Elsa et Thibault Dauchet ont choisi, depuis plus d’une dizaine d’années, de « lier leurs vies durablement aux combats d’ATD Quart Monde » en devenant volontaires permanents.

De Toulouse à Madrid, en passant par Noisy-le-Grand et Bruxelles. Elsa et Thibault n’imaginaient pas, il y a 16 ans, que leur engagement avec ATD Quart Monde les conduirait à voyager autant. En 2003, Elsa découvre le Mouvement par hasard.  « J’étudiais à Toulouse dans le domaine des métiers du livre. Mon projet était de faire un stage dans la bibliothèque d’une prison, mais il n’y avait plus de place. L’une de mes profs m’a proposé de le faire dans une Bibliothèque de rue. » Petit à petit, elle découvre son ignorance de « tout un pan de la société ».  « Je ne m’étais jamais questionnée plus que ça sur la pauvreté et sur les conséquences que cela a sur les enfants et les familles. »

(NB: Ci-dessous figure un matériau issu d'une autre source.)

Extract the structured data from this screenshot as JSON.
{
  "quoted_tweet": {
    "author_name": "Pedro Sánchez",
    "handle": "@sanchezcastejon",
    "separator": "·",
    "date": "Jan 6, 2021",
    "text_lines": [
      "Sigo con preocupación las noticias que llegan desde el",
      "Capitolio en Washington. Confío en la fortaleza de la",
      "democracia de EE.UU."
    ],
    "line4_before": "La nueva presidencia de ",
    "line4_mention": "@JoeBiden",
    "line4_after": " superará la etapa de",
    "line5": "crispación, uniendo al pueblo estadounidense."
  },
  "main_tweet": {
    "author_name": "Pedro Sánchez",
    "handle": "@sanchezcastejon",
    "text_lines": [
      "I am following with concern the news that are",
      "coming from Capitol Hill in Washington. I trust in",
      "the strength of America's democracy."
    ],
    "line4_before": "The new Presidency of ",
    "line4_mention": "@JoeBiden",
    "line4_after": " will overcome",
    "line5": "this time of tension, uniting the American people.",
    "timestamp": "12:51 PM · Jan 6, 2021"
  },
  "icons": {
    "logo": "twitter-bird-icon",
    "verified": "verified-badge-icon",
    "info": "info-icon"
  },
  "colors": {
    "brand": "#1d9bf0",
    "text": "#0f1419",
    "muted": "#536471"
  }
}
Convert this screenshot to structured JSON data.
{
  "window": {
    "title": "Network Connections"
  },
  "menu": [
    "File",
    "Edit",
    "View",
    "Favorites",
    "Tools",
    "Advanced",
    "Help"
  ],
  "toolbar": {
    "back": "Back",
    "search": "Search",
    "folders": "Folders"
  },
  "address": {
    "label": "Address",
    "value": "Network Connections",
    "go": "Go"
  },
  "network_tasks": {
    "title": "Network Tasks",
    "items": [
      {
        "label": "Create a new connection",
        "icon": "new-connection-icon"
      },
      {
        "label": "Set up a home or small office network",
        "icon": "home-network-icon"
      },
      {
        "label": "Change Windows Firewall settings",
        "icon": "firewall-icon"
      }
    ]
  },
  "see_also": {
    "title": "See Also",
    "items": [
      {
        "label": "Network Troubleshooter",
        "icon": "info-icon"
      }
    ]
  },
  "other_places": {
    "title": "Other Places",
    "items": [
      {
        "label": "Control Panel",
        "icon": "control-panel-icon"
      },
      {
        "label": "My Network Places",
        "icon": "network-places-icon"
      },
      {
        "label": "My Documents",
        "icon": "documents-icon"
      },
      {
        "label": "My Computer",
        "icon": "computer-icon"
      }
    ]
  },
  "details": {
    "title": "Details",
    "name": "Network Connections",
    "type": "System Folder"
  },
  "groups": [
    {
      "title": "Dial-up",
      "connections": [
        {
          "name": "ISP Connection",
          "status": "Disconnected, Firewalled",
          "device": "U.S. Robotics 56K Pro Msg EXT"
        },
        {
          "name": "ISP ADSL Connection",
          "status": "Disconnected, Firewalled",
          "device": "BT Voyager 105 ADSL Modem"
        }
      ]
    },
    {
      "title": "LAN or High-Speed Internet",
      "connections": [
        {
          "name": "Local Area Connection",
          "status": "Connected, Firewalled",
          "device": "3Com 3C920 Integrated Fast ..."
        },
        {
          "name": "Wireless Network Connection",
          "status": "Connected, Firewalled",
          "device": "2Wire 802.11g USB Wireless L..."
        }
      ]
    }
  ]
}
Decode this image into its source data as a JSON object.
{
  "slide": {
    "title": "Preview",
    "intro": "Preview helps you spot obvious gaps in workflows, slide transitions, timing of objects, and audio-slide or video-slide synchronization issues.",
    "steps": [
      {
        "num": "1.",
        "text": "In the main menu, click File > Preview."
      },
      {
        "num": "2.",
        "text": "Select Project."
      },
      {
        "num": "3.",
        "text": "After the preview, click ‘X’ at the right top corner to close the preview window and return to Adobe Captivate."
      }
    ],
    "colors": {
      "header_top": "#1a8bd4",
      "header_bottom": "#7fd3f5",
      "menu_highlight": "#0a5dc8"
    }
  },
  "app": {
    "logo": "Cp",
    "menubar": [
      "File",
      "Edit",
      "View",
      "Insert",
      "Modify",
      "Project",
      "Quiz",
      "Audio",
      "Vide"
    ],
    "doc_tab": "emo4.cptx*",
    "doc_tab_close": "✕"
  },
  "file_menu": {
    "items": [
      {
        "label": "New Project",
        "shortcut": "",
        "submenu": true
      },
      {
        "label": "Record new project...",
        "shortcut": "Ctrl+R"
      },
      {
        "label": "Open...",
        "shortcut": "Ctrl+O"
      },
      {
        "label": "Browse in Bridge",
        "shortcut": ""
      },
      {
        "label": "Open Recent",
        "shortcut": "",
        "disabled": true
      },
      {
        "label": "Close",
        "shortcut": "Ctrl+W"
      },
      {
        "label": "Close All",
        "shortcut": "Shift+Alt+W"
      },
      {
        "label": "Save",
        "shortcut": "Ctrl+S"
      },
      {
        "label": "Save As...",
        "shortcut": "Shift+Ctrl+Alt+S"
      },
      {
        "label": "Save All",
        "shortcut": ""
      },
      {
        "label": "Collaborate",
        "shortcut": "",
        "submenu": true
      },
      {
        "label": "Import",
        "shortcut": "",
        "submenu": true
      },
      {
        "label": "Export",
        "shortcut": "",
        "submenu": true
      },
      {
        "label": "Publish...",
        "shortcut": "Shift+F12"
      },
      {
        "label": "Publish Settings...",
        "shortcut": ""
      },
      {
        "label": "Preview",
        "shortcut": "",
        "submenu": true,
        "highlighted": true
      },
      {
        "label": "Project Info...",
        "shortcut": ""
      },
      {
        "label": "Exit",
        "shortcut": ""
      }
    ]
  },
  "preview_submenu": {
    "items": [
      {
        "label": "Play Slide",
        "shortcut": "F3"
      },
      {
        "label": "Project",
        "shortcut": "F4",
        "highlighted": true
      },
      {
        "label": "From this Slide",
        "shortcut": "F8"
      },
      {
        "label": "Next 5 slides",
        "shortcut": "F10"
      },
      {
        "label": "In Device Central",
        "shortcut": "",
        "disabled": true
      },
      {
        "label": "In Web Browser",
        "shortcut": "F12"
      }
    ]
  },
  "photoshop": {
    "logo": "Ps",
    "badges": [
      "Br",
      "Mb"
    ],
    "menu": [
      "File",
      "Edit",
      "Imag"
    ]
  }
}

Interpellé par son engagement, son compagnon, Thibault, décide lui de faire un stage aux Éditions Quart Monde. « Je cherchais à donner du sens à ce que j’allais faire après mes études. Dans les autres associations ou syndicats, je ne trouvais pas ma place, j’avais du mal à savoir pourquoi choisir une cause plutôt qu’une autre », explique Thibault. « J’ai compris que régler la question de la misère ne permet pas seulement de changer le sort des personnes qui vivent la pauvreté, mais peut améliorer la société pour tous. Mais cela restait encore assez abstrait pour moi. »

Voir les injustices du quotidien

Elsa découvre alors qu’ATD Quart Monde propose le volontariat. Ils décident, ensemble, de sauter le pas. « Ce qui m’a fait passer de l’alliance au volontariat, c’était ce sentiment de ne pas avoir assez de temps pour être avec les familles. J’aimais penser qu’en vivant avec les familles, en découvrant leurs réalités, ensemble, on pouvait changer les choses », souligne Elsa.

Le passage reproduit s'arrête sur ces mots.